Ces activités criminelles, qui ont permis à certains bourreaux de devenir millionnaires, se multiplient depuis des années, comme en témoignent les découvertes récurrentes de fosses communes contenant des dizaines de corps à travers le territoire libyen.
C’est dans ce contexte de terreur qu’une nouvelle tragédie a été mise au jour ce mercredi 14 janvier 2026 à Ajdabya, au sud de Benghazi. Les forces de sécurité ont exhumé les corps de 21 migrants subsahariens, exécutés de sang-froid dans la ferme privée d’un trafiquant notoire déjà connu des services de police.

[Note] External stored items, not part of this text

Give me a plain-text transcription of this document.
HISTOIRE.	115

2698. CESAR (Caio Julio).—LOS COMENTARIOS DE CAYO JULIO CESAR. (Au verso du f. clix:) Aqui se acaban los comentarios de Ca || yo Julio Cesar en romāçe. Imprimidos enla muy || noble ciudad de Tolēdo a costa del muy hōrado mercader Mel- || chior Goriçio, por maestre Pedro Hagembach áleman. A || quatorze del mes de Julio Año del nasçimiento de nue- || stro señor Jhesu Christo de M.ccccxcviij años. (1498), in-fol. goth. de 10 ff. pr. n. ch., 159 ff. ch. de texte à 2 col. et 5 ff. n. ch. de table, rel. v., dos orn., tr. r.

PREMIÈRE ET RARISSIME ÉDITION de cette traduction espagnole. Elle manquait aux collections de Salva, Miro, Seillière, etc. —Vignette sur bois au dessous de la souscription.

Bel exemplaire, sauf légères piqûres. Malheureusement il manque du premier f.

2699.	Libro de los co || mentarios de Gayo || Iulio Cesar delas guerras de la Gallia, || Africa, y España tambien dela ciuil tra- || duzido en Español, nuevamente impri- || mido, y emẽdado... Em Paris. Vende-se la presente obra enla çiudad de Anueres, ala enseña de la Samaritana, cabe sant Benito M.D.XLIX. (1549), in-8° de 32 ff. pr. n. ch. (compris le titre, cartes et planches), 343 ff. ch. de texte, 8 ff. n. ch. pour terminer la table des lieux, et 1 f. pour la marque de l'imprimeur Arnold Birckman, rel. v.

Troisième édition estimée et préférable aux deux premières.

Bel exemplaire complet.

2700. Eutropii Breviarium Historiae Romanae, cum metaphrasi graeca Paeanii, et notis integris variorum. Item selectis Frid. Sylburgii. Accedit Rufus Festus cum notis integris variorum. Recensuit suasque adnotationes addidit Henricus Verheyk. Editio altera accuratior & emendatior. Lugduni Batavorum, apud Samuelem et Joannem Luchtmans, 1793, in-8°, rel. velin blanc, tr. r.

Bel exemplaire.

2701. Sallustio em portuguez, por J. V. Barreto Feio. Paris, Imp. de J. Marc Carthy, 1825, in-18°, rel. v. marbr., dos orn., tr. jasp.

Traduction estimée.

Lors de l’intervention, des survivants portant des traces de torture et des blessures par balles ont également été secourus. Bien que le suspect ait été arrêté, cette énième tuerie relance l’indignation internationale face à l’insécurité totale des routes migratoires vers l’Europe et à l’inefficacité de la lutte contre ces organisations mafieuses.